Urcioli later informed DiNoto about his other company, Hartford Fibre Drum. Once Hartford was proven legitimate, DiNoto and Urcioli agreed to include it in the kickback scheme.

For about eight years, DiNoto told Urcioli how many extra drums to charge but not deliver. Once Urcioli created the fake invoices, DiNoto approved them and sent them to his company headquarters for payment. Urcioli also prepared a purchase order ticket outlining the fraudulent orders and kickback calculations. 

Urcioli then sent the purchase order tickets and kickback share amounts in an envelope to Kleinman's and DiNoto's residences. The checks also created the illusion that the payments were to drum wholesalers and could be deductible as a cost of goods sold. 

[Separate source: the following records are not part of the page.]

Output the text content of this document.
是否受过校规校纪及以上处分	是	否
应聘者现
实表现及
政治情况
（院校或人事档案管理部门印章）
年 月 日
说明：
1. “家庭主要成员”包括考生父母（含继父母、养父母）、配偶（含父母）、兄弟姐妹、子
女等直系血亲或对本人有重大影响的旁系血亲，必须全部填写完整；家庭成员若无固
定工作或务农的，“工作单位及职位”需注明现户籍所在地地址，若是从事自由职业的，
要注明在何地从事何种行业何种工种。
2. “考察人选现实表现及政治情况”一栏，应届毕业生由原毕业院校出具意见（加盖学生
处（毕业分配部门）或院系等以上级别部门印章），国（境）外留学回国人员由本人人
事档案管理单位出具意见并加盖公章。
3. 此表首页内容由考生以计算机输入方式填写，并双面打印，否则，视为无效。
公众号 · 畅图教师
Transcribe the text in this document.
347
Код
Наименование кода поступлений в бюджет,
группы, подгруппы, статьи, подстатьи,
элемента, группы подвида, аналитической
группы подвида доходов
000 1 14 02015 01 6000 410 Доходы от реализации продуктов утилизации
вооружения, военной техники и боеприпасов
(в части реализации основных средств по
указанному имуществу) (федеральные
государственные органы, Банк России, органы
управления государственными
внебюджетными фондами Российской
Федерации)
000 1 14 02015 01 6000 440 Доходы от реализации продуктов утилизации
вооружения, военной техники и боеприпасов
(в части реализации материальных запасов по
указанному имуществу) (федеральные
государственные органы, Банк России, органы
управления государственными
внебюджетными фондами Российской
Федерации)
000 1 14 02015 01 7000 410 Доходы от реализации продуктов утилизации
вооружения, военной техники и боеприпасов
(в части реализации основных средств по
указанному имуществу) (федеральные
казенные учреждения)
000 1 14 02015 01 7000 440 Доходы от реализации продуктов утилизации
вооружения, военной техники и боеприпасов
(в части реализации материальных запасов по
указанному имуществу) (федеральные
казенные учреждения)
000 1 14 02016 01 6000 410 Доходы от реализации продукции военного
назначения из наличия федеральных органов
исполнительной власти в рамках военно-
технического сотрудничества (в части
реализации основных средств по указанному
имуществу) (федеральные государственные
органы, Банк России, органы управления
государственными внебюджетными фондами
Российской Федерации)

According to the DOJ, Urcioli falsely invoiced Company 1 about $20.3 million dollars from 2012 to 2020, with Kleinman collecting over $2.3 million in kickbacks. Kleinman deposited the checks into the business account of a company he formed, where they were withdrawn as cash or transferred to another bank account. 

The release mentioned that, between 2017 and 2019, Kleinman's income tax returns filed with the IRS did not report his kickback share of about $1 million as personal or business income. 

In addition to his prison sentence, Kleinman must pay over $19 million in restitution and forfeit about $2 million. DiNoto and Urcioli had previously pleaded guilty to their roles.